After hearing about Ryan Shay dying during the Olypmic Marathon Trials, or Chad Schieber dying during the Chicago Marathon, or any other runner that dies during a race or training, you may think that running is too dangerous an activity to be worth taking up. Ignoring the fact that training for and running a marathon makes you much healthier than you otherwise would be, if you can put such a strain on your heart that you die it can’t be worth it, right?
Wrong. Canadian researchers have determined that the act of having a marathon actually halves the number of deaths that would occur, because for every marathon death there is at least 2 motor vehicle deaths that are (statistically) averted. Nor are those deaths occurring on alternate routes.
The study examined 3,292,268 runners on 750 race days and 14 million hours of running and compared the number of deaths to the national data on traffic fatalities, estimating how many were expected to occur in the area on race day and checking the number that did occur.

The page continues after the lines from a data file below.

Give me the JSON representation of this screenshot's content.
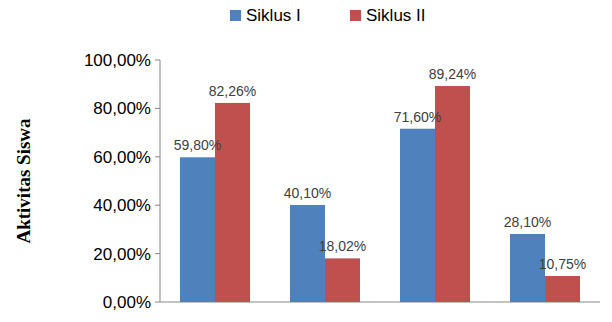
{
  "chart_data": {
    "type": "bar",
    "y_label": "Aktivitas Siswa",
    "categories": [
      null,
      null,
      null,
      null
    ],
    "series": [
      {
        "name": "Siklus I",
        "color": "#4f81bd",
        "values": [
          59.8,
          40.1,
          71.6,
          28.1
        ],
        "value_labels": [
          "59,80%",
          "40,10%",
          "71,60%",
          "28,10%"
        ]
      },
      {
        "name": "Siklus II",
        "color": "#c0504d",
        "values": [
          82.26,
          18.02,
          89.24,
          10.75
        ],
        "value_labels": [
          "82,26%",
          "18,02%",
          "89,24%",
          "10,75%"
        ]
      }
    ],
    "ylim": [
      0,
      100
    ],
    "yticks": [
      {
        "value": 0,
        "label": "0,00%"
      },
      {
        "value": 20,
        "label": "20,00%"
      },
      {
        "value": 40,
        "label": "40,00%"
      },
      {
        "value": 60,
        "label": "60,00%"
      },
      {
        "value": 80,
        "label": "80,00%"
      },
      {
        "value": 100,
        "label": "100,00%"
      }
    ],
    "grid": false,
    "legend": "top",
    "data_labels": true
  }
}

Fewer than 1 in 100,000 people died while running a marathon, Dr. [Donald A.] Redelmeier and his colleagues reported. The chance that a middle-aged man — the typical marathon fatality — would die while running a marathon was about the same as the chance a middle-aged man would suddenly die anyway.
Dr. Thompson, the Hartford cardiologist, said there was another way of making the comparison. He noted that middle-aged men who run marathons are not typical of men their age. He said their risk of dying while running a marathon, while low, was nonetheless about seven times their risk of dying at other times.
This is an interesting study, because it provides a good reason for having marathons without talking about the individual benefits to the runners themselves. Running marathons actually provides a safety measure for the drivers that would normally be on the course.